Zulip Chat Archive
Stream: new members
Topic: separate proofs or inline?
Jakub Nowak (Aug 27 2025 at 19:53):
Which of the two approaches do you think is better? Writing implementation and proving its desired properties separately, or to have it together?
In the code I've made namespace Approach1 and namespace Approach2.
In the 2nd approach there's a function odd_cycle_of_odd_walk : (p : G.walk u u) → p.length.bodd → Σ v : V, { p : G.Walk v v // p.IsCycle ∧ p.length.bodd } which extracts odd cycle from an odd-length walk.
In the 1st approach odd_cycle_of_odd_walk signature is odd_cycle_of_odd_walk : G.Walk u u → Σ v : V, G.Walk v v. The function does the same as in the 2nd approach, but the proof of the desired property is in a separate theorem odd_cycle_of_odd_walk.is_odd_cycle : (p : G.walk u u) → p.length.bodd → (odd_cycle_of_odd_walk p).snd.IsCycle ∧ (odd_cycle_of_odd_walk p).snd.length.bodd. (Well, it isn't cause it's sorry and I wasn't able to do it)
import Mathlib
open SimpleGraph
open Walk
variable {V : Type u} {G : SimpleGraph V}
namespace Approach1
private def odd_cycle_of_odd_walk_step [DecidableEq V] {u v : V}
(pref : G.Walk u v) (suf : G.Walk v u) :
Σ w : V, G.Walk w w :=
match suf with
| .nil => ⟨u, Walk.nil⟩ -- unreachable
| .cons' v w u hAdj suf' =>
if h : w ∈ pref.support then
let pref_pre_part : G.Walk u w := pref.takeUntil w h
let pref_cycle_part : G.Walk w v := pref.dropUntil w h
let cycle : G.Walk v v := Walk.cons hAdj pref_cycle_part
if cycle.length.bodd then
⟨v, cycle⟩
else
odd_cycle_of_odd_walk_step pref_pre_part suf'
else
odd_cycle_of_odd_walk_step (Walk.concat pref hAdj) suf'
private def odd_cycle_of_odd_walk [DecidableEq V] (p : G.Walk u u) : Σ v : V, G.Walk v v :=
odd_cycle_of_odd_walk_step Walk.nil p
theorem odd_cycle_of_odd_walk.is_odd_cycle [DecidableEq V] (p : G.Walk u u) (hOdd : p.length.bodd) :
(odd_cycle_of_odd_walk p).snd.IsCycle ∧ (odd_cycle_of_odd_walk p).snd.length.bodd := by
sorry
end Approach1
namespace Approach2
theorem SimpleGraph.Walk.cons_isCycle_of_path_length_ne_1 {u v : V}
(h : G.Adj u v) (p : G.Walk v u) (hp : p.IsPath) (hl : p.length ≠ 1) :
(cons h p).IsCycle := by
rw [cons_isCycle_iff]
apply And.intro
· assumption
· intro hh
apply hl
clear hl
cases p with
| nil => contradiction
| cons hAdj rest =>
rename_i w
rw [cons_isPath_iff] at hp
obtain ⟨hp₀, hp₁⟩ := hp
rw [edges_cons, List.mem_cons] at hh
rw [length_cons, Nat.add_eq_right]
obtain hh | hh := hh
· have : u = w := by
rw [Sym2.eq, Sym2.rel_iff', Prod.swap_prod_mk, Prod.mk.injEq, Prod.mk.injEq] at hh
obtain hh | hh := hh <;> simp [hh]
subst this
rwa [length_eq_zero_iff, ←isPath_iff_eq_nil]
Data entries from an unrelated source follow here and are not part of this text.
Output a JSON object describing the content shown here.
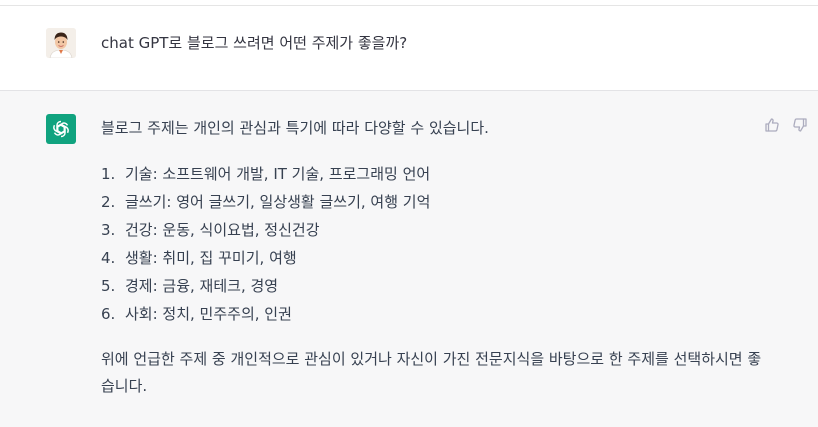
{
  "conversation": {
    "user_message": "chat GPT로 블로그 쓰려면 어떤 주제가 좋을까?",
    "assistant": {
      "intro": "블로그 주제는 개인의 관심과 특기에 따라 다양할 수 있습니다.",
      "list": [
        {
          "num": "1.",
          "text": "기술: 소프트웨어 개발, IT 기술, 프로그래밍 언어"
        },
        {
          "num": "2.",
          "text": "글쓰기: 영어 글쓰기, 일상생활 글쓰기, 여행 기억"
        },
        {
          "num": "3.",
          "text": "건강: 운동, 식이요법, 정신건강"
        },
        {
          "num": "4.",
          "text": "생활: 취미, 집 꾸미기, 여행"
        },
        {
          "num": "5.",
          "text": "경제: 금융, 재테크, 경영"
        },
        {
          "num": "6.",
          "text": "사회: 정치, 민주주의, 인권"
        }
      ],
      "outro": "위에 언급한 주제 중 개인적으로 관심이 있거나 자신이 가진 전문지식을 바탕으로 한 주제를 선택하시면 좋습니다."
    }
  },
  "icons": {
    "user_avatar": "user-avatar",
    "assistant_avatar": "openai-logo-icon",
    "like": "thumbs-up-icon",
    "dislike": "thumbs-down-icon"
  },
  "colors": {
    "assistant_avatar_bg": "#10a37f",
    "assistant_row_bg": "#f7f7f8",
    "text": "#374151"
  }
}
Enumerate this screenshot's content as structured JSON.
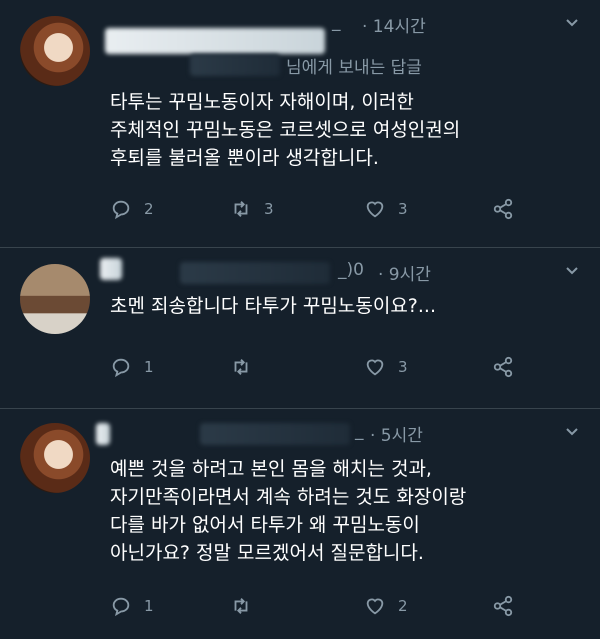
{
  "colors": {
    "background": "#15202b",
    "text": "#ffffff",
    "secondary_text": "#8899a6",
    "divider": "#38444d"
  },
  "tweets": [
    {
      "author_fragment": "_",
      "time": "· 14시간",
      "reply_to_suffix": "님에게 보내는 답글",
      "text": "타투는 꾸밈노동이자 자해이며, 이러한\n주체적인 꾸밈노동은 코르셋으로 여성인권의\n후퇴를 불러올 뿐이라 생각합니다.",
      "replies": "2",
      "retweets": "3",
      "likes": "3"
    },
    {
      "author_fragment": "_)0",
      "time": "· 9시간",
      "text": "초멘 죄송합니다 타투가 꾸밈노동이요?...",
      "replies": "1",
      "retweets": "",
      "likes": "3"
    },
    {
      "author_fragment": "_",
      "time": "· 5시간",
      "text": "예쁜 것을 하려고 본인 몸을 해치는 것과,\n자기만족이라면서 계속 하려는 것도 화장이랑\n다를 바가 없어서 타투가 왜 꾸밈노동이\n아닌가요? 정말 모르겠어서 질문합니다.",
      "replies": "1",
      "retweets": "",
      "likes": "2"
    }
  ],
  "icons": {
    "more": "chevron-down-icon",
    "reply": "reply-icon",
    "retweet": "retweet-icon",
    "like": "heart-icon",
    "share": "share-icon"
  }
}
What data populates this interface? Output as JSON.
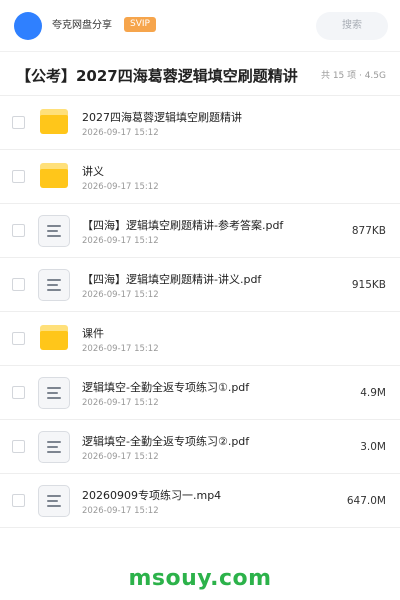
{
  "header": {
    "app_name": "夸克网盘分享",
    "badge": "SVIP",
    "search_placeholder": "搜索"
  },
  "share": {
    "title": "【公考】2027四海葛蓉逻辑填空刷题精讲",
    "meta": "共 15 项 · 4.5G"
  },
  "files": [
    {
      "type": "folder",
      "icon": "folder-icon",
      "name": "2027四海葛蓉逻辑填空刷题精讲",
      "time": "2026-09-17 15:12",
      "size": ""
    },
    {
      "type": "folder",
      "icon": "folder-icon",
      "name": "讲义",
      "time": "2026-09-17 15:12",
      "size": ""
    },
    {
      "type": "file",
      "icon": "document-icon",
      "name": "【四海】逻辑填空刷题精讲-参考答案.pdf",
      "time": "2026-09-17 15:12",
      "size": "877KB"
    },
    {
      "type": "file",
      "icon": "document-icon",
      "name": "【四海】逻辑填空刷题精讲-讲义.pdf",
      "time": "2026-09-17 15:12",
      "size": "915KB"
    },
    {
      "type": "folder",
      "icon": "folder-icon",
      "name": "课件",
      "time": "2026-09-17 15:12",
      "size": ""
    },
    {
      "type": "file",
      "icon": "document-icon",
      "name": "逻辑填空-全勤全返专项练习①.pdf",
      "time": "2026-09-17 15:12",
      "size": "4.9M"
    },
    {
      "type": "file",
      "icon": "document-icon",
      "name": "逻辑填空-全勤全返专项练习②.pdf",
      "time": "2026-09-17 15:12",
      "size": "3.0M"
    },
    {
      "type": "file",
      "icon": "document-icon",
      "name": "20260909专项练习一.mp4",
      "time": "2026-09-17 15:12",
      "size": "647.0M"
    }
  ],
  "watermark": "msouy.com",
  "colors": {
    "accent": "#2f80ff",
    "badge": "#f6a54c",
    "folder": "#ffc61a",
    "watermark": "#2cb24a"
  }
}
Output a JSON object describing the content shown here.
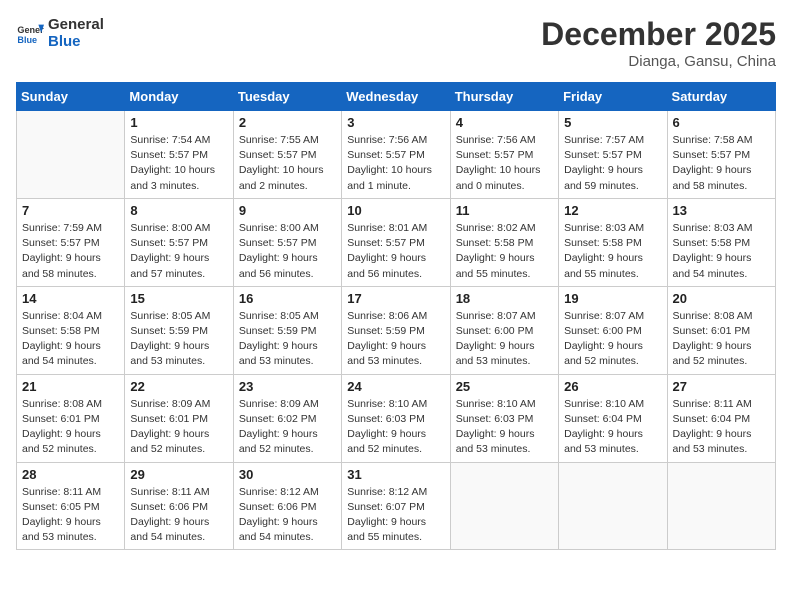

· have : v ∈ rest.support := snd_mem_support_of_mem_edges rest hh
contradiction
private def odd_cycle_of_odd_walk_step [DecidableEq V] {u v : V}
(pref : G.Path u v) (suf : G.Walk v u) (hOdd : (pref.val.append suf).length.bodd) :
Σ w : V, { p : G.Walk w w // p.IsCycle ∧ p.length.bodd } :=
let ⟨pref, hPref⟩ := pref
match suf with
| .nil => by
exfalso
simp only [] at hOdd
simp_all
| .cons' v w u hAdj suf' =>
have hOdd : pref.length.bodd = suf'.length.bodd := by simp_all
if h : w ∈ pref.support then
let pref_pre_part : G.Walk u w := pref.takeUntil w h
have : pref_pre_part.IsPath := hPref.takeUntil h
let pref_cycle_part : G.Walk w v := pref.dropUntil w h
have : pref_cycle_part.IsPath := hPref.dropUntil h
let cycle : G.Walk v v := Walk.cons hAdj pref_cycle_part
-- `cycle` is not necessarily a cycle here, it might have a length of 2.
if _ : cycle.length.bodd then
have : cycle.IsCycle := by
apply SimpleGraph.Walk.cons_isCycle_of_path_length_ne_1
· assumption
· intro
subst cycle
simp_all
⟨v, cycle, ‹cycle.IsCycle›, ‹cycle.length.bodd›⟩
else
odd_cycle_of_odd_walk_step ⟨pref_pre_part, ‹pref_pre_part.IsPath›⟩ suf' (by
simp only []
subst cycle
have : pref = pref_pre_part.append pref_cycle_part := Eq.symm (Walk.take_spec pref h)
rw [this] at hOdd
simp_all)
else
let next_pref : G.Walk u w := pref.concat hAdj
have : next_pref.IsPath := hPref.concat h hAdj
odd_cycle_of_odd_walk_step ⟨next_pref, ‹next_pref.IsPath›⟩ suf' (by
simp only []
subst next_pref
simpa)
private def odd_cycle_of_odd_walk [DecidableEq V] (p : G.Walk u u) (hOdd : p.length.bodd) :
Σ v : V, { p : G.Walk v v // p.IsCycle ∧ p.length.bodd } :=
odd_cycle_of_odd_walk_step Path.nil p (by simpa)
end Approach2
Kyle Miller (Aug 27 2025 at 20:35):
I think the first approach is usually preferable.
Interleaving proofs with the definition makes it hard to read, and it can lead to some more complex dependent types that are harder to work with.
Also, you're going to have a lot more lemmas about the definition. Why encode just these couple lemmas (IsCycle and odd length) into the definition and not others?
Jakub Nowak (Aug 28 2025 at 13:50):
Kyle Miller said:
Also, you're going to have a lot more lemmas about the definition.
Well, not really. In this case it's private def used as a lemma for an actual theorem.
Kyle Miller (Aug 28 2025 at 16:04):
You're confident that no one would ever find use for this definition in other contexts?
People have used docs#SimpleGraph.Walk.bypass and its supporting takeUntil/dropUntil even though they were only for proving that if there's a walk between two vertices there's a path between them.
Jakub Nowak (Aug 28 2025 at 16:52):
I see. And bypass is indeed defined as G.Walk u v → G.Walk u v.
Last updated: Dec 20 2025 at 21:32 UTC